Telling the web role that all the workers are complete is interesting. The options Rick provides are good ones, but you'll need to think about some things here. It means that the web role needs to know just how many workers are out there or some other mechanism to decide when all have reported done. You could have the situation of five worker roles receieving a message and start working, then one of them starts to repeatedly fail processing. The other four report their completion but now the web role is waiting on the fifth. How long do you wait for a reply? Can you continue? What if you just told the system to scale down and while the web role thinks there are 5 there is now only 4. These are things you'll need to to think about and they all depend on your requirements.
Based on your question, you could use either queue service and get good results. But each of them are going to have different challenges to overcome as well as advantages.
Some advantages of service bus queues is that it provides blocking receipt with a persistent connection (up to 100 connections), it can monitor messages for completion, and it can send larger messages (256KB).
Some advantages of storage queues over the service bus solution is that it's slightly faster (if 15 ms matters to you), you can use a single storage system (since you'll probably be using Storage for blob and table services anyways), and simple auto-scaling.
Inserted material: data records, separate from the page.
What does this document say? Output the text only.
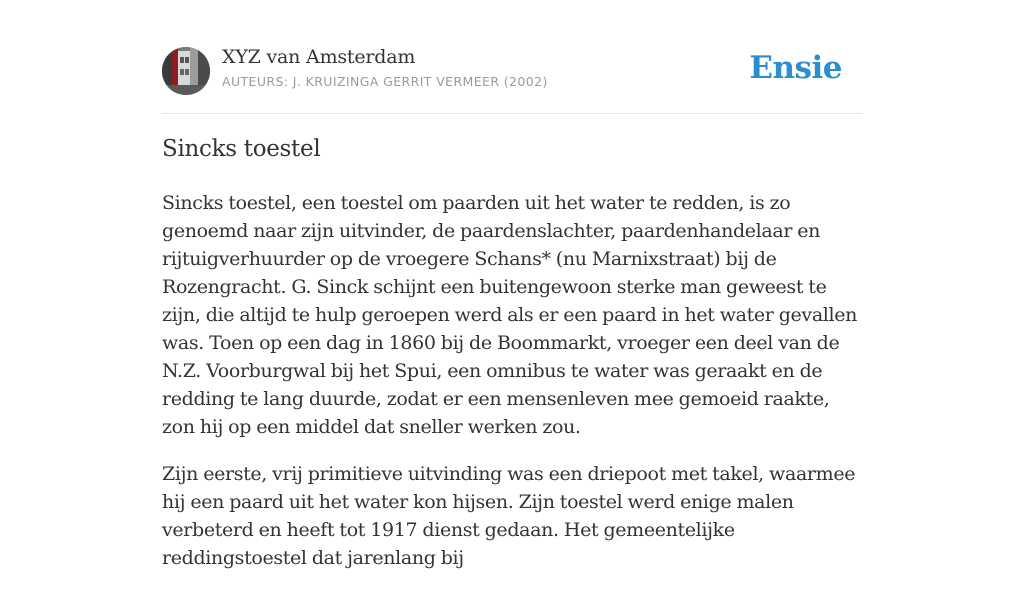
XYZ van Amsterdam
AUTEURS: J. KRUIZINGA GERRIT VERMEER (2002)	Ensie
Sincks toestel

Sincks toestel, een toestel om paarden uit het water te redden, is zo genoemd naar zijn uitvinder, de paardenslachter, paardenhandelaar en rijtuigverhuurder op de vroegere Schans* (nu Marnixstraat) bij de Rozengracht. G. Sinck schijnt een buitengewoon sterke man geweest te zijn, die altijd te hulp geroepen werd als er een paard in het water gevallen was. Toen op een dag in 1860 bij de Boommarkt, vroeger een deel van de N.Z. Voorburgwal bij het Spui, een omnibus te water was geraakt en de redding te lang duurde, zodat er een mensenleven mee gemoeid raakte, zon hij op een middel dat sneller werken zou.

Zijn eerste, vrij primitieve uitvinding was een driepoot met takel, waarmee hij een paard uit het water kon hijsen. Zijn toestel werd enige malen verbeterd en heeft tot 1917 dienst gedaan. Het gemeentelijke reddingstoestel dat jarenlang bij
If you need to auto-scale your worker roles based on the load, passing the the requests through a storage queue makes auto-scaling trivial -- you just setup auto-scaling in the Azure Cloud Service UI under the scale tab.
A more in-depth comparison of the two azure queue services can be found here: http://msdn.microsoft.com/en-us/library/hh767287.aspx
Also, when using queues how can you notify the web role that processing is complete?
For the Azure Storage Queues solution, I've written a library that can help: https://github.com/brentrossen/AzureDistributedService.
It provides a proxy layer that facilitates RPC style communication from web roles to worker roles and back through Storage Queues.